The installation of fences also has an immense impact on the people living in the border region. The borderization process significantly affects the livelihood of the population living near the border, as it disrupts the everyday life of the local population and restricts their freedom of movement, with fences “cutting off local communities from their farm land, keeping children from attending school and blocking access to cemeteries.” The Georgian elderly also receive their pension in Georgian Lari, which they have to collect on the Georgian side of the ABL. Once they have collected their pension, they are confronted with the problem that Georgian Lari is not an accepted currency on the South Ossetian side of the ABL, as the Russian Ruble is the used currency in South Ossetia.

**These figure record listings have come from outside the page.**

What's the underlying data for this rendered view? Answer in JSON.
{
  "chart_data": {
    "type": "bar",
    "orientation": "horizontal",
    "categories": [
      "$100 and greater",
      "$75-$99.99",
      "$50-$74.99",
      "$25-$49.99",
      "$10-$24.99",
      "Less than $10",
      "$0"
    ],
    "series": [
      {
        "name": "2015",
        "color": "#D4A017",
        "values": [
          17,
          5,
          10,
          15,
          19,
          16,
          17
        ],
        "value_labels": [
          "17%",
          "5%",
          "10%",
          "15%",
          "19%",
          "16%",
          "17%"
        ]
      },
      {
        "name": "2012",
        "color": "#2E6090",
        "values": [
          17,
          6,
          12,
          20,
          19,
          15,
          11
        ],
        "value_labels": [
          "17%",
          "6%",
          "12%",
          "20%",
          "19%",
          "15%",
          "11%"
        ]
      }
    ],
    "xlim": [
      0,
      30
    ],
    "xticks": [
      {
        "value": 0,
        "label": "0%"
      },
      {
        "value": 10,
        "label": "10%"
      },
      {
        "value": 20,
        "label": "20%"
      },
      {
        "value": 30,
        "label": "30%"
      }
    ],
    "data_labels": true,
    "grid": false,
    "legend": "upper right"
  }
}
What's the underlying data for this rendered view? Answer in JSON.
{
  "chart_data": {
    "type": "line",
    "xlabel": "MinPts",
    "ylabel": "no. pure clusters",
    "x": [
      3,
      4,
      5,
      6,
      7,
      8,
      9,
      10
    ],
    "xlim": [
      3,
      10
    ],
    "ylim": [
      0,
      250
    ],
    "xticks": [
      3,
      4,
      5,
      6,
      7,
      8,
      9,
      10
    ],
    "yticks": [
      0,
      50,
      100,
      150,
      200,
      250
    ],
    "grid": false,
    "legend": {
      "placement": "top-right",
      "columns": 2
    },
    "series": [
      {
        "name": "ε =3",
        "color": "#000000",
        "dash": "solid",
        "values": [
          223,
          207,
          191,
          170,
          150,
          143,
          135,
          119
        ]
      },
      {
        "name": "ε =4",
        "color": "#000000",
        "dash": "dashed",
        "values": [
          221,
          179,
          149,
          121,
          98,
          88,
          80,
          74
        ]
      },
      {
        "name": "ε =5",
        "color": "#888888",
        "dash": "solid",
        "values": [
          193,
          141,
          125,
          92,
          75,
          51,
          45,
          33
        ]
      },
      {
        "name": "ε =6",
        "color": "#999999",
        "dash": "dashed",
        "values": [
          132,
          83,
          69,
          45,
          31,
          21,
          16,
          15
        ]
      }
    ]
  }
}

The European Union Monitoring Mission (EUMM) is the international organisation that is currently responsible for checking up on the situation in the borderlands on the Georgian side of the administrative border line. Since 1 October 2008, the EUMM has been “been patrolling day and night, particularly in the areas adjacent to the South Ossetian and Abkhazian Administrative Boundary Lines.” Examples of activities conducted by the EUMM, besides patrolling of the ABL, are the installation of an emergency hotline and organising meetings in order to address and update people on the local situation.

While the EUMM has acted as a facilitator in preventing violence and grievances by organising meetings and patrolling the Georgian side of the administrative border line, the question of whether the mission has significant influence needs to be asked. The EUMM still has not received any access into Abkhazia and South Ossetia which significantly undermines its efforts and efficiency. The Russian Federation has been very consistent regarding its policies towards the two regions of South Ossetia and Abkhazia. Since 2008, the international involvement in these two regions has diminished with the withdrawal of the UN observer mission (UNOMIG) in Abkhazia in 2008 after a Russian veto concerning the extension of the mission and therefore ending the presence of the United Nations in the region.

The installations of fences are therefore not only physical facts that are being installed, but also present us with a symbolic notion of the current situation. The bordering up of South Ossetia is also an effort to break with the assumption that South Ossetia might be brought back under the wings of Tbilisi. It has been no secret that, in contrast to Abkhazia where Abkhazian independence is the foremost driving force, South Ossetia wants to be “‘re-united’ with its northern counterpart of North Ossetia which is situated in the Russian Federation. The fact that most South Ossetians also hold Russian passports is not encouraging for Georgia.

The above problems are only a fraction of the dilemmas and disputes that are taking place in the borderlands between Georgia and South Ossetia. The borderization process, a striking example of the impact of geopolitics on a local situation, is not helping the reconciliation process after the short but far reaching conflict of August 2008.

Mikel Venhovens has a Master’s degree in Conflict Studies & Human Rights from Utrecht University. He is a specialist in conflict in Eastern Europe and the former Soviet union, and has conducted research in Latvia, Georgia and Abkhazia.